Aurora’s dubious affair with companies allowing the city to cash in on careless motorists caught on camera fudging red lights must come to an end.

For several years now, Aurora and its police have tried to persuade the public and state lawmakers that photo red-light ticketing systems make the streets safer.
Neither we nor the public are convinced.
This week, city council critics of these commuter-driven cash cows took up the mantle again against a program that essentially sucks about $3 million a year out of the pockets of Aurora drivers.
It’s got to stop, and it just may. There are proposals to limit the program, and greatly reduce the city’s take for automatically handing out tickets to red-light scofflaws. But the bigger threat is in asking voters if they want to dump the program.
On a state level, lawmakers are trying again to limit these noxious programs across Colorado. One measure is being championed by state Sen. Morgan Carroll, who calls the programs a government overreach and big-brother-like intrusion of the public.
Proponents of these red-light cash programs, making up about half of the city council these days, defend the remote-ticketing systems, saying they reduce serious side-hit crashes and generally make people pay closer attention to their driving.
But this isn’t about doing the justifiable thing. It’s about doing the right thing.
Carroll is right. How far are we willing to go in allowing mechanized and institutionalized monitoring of the public in hopes of catching someone doing something wrong, that comes with a check attached to it?

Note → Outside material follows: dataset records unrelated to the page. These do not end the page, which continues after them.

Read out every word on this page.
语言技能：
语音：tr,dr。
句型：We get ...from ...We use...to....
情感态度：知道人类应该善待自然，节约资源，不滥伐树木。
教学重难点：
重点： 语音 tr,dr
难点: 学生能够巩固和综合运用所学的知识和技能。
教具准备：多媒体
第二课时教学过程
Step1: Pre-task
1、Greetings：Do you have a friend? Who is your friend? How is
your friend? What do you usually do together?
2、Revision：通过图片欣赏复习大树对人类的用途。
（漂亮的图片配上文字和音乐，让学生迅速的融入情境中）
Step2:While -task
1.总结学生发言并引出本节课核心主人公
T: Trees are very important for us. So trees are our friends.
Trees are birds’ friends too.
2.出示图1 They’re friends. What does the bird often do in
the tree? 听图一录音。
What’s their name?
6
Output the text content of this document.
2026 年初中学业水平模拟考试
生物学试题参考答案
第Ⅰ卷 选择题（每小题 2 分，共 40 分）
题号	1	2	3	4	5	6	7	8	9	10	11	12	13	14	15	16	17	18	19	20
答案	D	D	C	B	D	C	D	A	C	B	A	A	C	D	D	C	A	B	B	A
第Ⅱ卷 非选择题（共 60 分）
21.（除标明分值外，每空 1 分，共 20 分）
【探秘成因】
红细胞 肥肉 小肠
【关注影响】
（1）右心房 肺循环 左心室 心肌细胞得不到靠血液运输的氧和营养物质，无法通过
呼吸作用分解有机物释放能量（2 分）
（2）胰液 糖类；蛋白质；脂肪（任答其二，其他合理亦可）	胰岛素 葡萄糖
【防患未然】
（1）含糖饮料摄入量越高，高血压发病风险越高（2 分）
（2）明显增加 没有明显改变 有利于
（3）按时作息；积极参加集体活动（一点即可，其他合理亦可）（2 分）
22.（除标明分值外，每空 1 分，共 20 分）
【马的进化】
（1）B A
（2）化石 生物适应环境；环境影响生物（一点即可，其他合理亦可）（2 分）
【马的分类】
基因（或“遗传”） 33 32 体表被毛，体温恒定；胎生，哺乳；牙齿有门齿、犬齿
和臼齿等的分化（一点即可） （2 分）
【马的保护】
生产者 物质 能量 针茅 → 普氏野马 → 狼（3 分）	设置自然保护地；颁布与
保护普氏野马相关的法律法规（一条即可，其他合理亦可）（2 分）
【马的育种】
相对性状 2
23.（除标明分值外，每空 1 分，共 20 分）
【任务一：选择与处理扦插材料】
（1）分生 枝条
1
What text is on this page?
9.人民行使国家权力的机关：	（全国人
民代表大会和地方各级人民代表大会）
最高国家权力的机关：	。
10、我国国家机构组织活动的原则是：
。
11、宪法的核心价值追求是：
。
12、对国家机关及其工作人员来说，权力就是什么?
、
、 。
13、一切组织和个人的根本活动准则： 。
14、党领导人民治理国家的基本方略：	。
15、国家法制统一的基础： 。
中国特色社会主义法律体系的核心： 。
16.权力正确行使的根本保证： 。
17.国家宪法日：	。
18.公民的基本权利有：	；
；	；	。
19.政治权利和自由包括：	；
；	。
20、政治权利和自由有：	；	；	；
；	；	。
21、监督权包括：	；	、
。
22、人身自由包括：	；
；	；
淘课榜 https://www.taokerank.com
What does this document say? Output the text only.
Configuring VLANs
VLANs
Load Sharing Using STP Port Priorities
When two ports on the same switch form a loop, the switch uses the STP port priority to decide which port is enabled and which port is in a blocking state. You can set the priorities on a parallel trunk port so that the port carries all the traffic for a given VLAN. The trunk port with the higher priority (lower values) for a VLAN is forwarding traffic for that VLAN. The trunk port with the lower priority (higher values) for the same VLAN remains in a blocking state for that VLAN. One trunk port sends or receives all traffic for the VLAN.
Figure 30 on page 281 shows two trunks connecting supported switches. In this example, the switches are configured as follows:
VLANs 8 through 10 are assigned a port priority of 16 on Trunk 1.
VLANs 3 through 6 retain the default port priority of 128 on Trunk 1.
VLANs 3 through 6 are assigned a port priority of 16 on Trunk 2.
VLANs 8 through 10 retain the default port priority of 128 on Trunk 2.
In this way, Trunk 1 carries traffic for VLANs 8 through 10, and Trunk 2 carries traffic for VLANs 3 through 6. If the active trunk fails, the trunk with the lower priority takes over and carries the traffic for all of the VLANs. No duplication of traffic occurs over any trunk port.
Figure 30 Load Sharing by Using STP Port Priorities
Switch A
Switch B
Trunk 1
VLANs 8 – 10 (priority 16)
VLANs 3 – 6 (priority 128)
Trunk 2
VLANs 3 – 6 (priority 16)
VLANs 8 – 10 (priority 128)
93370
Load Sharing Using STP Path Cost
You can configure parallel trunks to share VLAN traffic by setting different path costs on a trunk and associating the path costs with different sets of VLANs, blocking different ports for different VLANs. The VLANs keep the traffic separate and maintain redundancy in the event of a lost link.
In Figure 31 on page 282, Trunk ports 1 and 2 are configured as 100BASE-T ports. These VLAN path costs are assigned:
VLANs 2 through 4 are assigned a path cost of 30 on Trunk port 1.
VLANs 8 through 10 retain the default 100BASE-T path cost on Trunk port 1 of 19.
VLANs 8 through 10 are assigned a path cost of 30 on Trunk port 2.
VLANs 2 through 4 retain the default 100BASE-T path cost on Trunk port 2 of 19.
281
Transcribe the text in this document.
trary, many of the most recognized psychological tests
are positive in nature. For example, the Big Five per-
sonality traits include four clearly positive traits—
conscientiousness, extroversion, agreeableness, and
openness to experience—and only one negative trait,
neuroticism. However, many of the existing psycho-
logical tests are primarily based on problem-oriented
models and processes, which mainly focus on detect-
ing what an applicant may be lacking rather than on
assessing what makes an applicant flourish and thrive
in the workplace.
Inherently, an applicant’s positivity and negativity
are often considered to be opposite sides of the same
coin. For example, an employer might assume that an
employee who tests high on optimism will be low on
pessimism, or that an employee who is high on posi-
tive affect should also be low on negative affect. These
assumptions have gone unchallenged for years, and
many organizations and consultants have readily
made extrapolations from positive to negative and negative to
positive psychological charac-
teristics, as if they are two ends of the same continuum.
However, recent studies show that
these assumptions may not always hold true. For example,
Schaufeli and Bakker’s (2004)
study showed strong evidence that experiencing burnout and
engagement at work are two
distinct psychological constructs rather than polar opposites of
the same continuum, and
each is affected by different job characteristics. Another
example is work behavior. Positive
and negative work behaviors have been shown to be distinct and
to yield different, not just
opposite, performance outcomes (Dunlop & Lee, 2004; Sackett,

Not this far. We have no problem with remotely monitoring these and other areas that are designated as dangerous, but if there are so many scofflaws, police and traffic engineers need to find a way to eliminate them without relying on spuriously spying on the public in a cash-for-catching-you schemes that also enrich companies like Xerox.
The statistics and anecdotes from anyone behind the wheel these days will tell you that reckless, distracted and aggressive drivers on roads and highways all over Aurora are far more dangerous and worrisome than are red-light scofflaws at these intersections. Yet those growing problems seem to get little if any attention on the scale of these intersections.
And even if the questionable ethics of these programs are set aside, the sketchy data offered by police and others as indisputable studies simply aren’t. And they aren’t by any means compelling enough to justify the overall wrongness these programs yield.
Here are some facts:
• Intersections that are redesigned or that increase the length of yellow lights are made much more safer and see far fewer accidents than intersections installing red-light cash cows. About 80 percent of red-light runners run the light within the first second of a red light, according to studies completed by traffic departments in Texas and California. Those states showed a reduction of about 70 percent of red-light violations just by increasing yellow-light times by three seconds or less.
• Cities that use these robot-camera devices give them priority over traffic-light synchronization, which is one of the most effective ways to reduce car crashes.
• The delay between the offense and the punishment is often weeks long. A cop pulling over a driver and issuing a ticket has an immediate impact on a driver. Everyone knows what seeing a cop car does to everyone within eye-shot. But just another bill in the mail does relatively little to change driver behavior.
• These systems only focus on one type of scofflaw. They do nothing to stop or prevent reckless, careless and dangerous drivers beyond the intersections, who cause the majority of crashes everywhere.
Aurora needs to pull the plug. If lawmakers can’t bring themselves to do it, the voters will undoubtedly do it for them.